In any case, I’ll say this again to wavering lefties who have suddenly decided that the tax deal is no good because the payroll tax cut will never be undone and Social Security’s finances will be decimated: yes,
Republicans will engage in their usual Democrats are raising your taxes! demagoguery when the tax cut expires next year, but no, it won’t be very effective. There are lots of good reasons for this, and this poll provides evidence for one of them: the public isn’t all that keen on cutting the payroll tax in the first place. They want Social Security fully funded, and that argument, in the end, will carry the day. Never underestimate the power of AARP.

So, Kevin, the deal is this.  You’re putting the money into the wrong hands and you’re expanding the deficit in the future and probably making it more expensive for the government to keep putting money back into social security.  Afterall, it’s just another government “IOU” to the Social Security Trust Fund.  People haven’t liked the idea in the past. They don’t like it when the government ‘borrows’ from the trust fund and they don’t like it now.

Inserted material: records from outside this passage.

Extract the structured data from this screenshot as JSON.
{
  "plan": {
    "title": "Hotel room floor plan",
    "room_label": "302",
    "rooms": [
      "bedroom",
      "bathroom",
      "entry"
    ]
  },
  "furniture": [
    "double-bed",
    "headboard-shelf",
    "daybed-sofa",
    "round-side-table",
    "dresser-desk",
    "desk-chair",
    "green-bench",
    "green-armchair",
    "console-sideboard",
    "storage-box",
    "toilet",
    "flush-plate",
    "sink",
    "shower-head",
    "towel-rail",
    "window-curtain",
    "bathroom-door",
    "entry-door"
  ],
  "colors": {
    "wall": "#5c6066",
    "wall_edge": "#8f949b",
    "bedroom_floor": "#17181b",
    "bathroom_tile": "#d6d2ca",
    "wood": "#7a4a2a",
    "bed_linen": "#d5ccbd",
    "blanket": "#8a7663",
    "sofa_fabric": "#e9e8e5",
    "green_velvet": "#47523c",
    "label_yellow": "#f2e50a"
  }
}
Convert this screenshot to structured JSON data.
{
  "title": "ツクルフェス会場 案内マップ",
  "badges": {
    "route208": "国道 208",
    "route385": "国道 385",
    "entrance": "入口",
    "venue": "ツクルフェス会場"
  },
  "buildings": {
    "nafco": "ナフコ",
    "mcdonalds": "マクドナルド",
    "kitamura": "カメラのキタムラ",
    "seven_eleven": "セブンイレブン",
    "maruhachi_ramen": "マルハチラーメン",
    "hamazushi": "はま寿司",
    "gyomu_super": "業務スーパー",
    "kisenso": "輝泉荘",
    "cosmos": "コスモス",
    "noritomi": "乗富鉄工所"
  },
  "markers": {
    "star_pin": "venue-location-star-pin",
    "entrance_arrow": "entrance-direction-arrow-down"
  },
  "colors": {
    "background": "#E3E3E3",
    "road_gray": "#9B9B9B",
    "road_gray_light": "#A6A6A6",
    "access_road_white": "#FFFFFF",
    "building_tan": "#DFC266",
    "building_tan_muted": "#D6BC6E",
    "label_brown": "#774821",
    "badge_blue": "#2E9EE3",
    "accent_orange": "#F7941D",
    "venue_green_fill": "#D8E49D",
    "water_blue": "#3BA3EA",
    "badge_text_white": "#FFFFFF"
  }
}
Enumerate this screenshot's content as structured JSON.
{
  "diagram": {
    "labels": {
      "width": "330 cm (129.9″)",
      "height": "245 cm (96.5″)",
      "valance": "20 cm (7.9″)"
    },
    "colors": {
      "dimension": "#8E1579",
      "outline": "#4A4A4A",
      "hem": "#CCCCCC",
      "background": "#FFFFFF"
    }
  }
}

The Social Security Trust fund is invested in Treasuries.  You know, those things Moody’s wants to down grade?

It makes no sense to help out people that don’t need it, borrow a ton of money that won’t really accomplish anything,  and still come out with a bad economy two year down the road during the next election season.  I really don’t think people are as confused as you are.    It’s voodoo economics.  It doesn’t make any difference if it’s the Republican or the Democratic brand on it.   No one’s going to look a gift horse in the mouth.  Still, to think anything good will come of any of this is just plain foolish.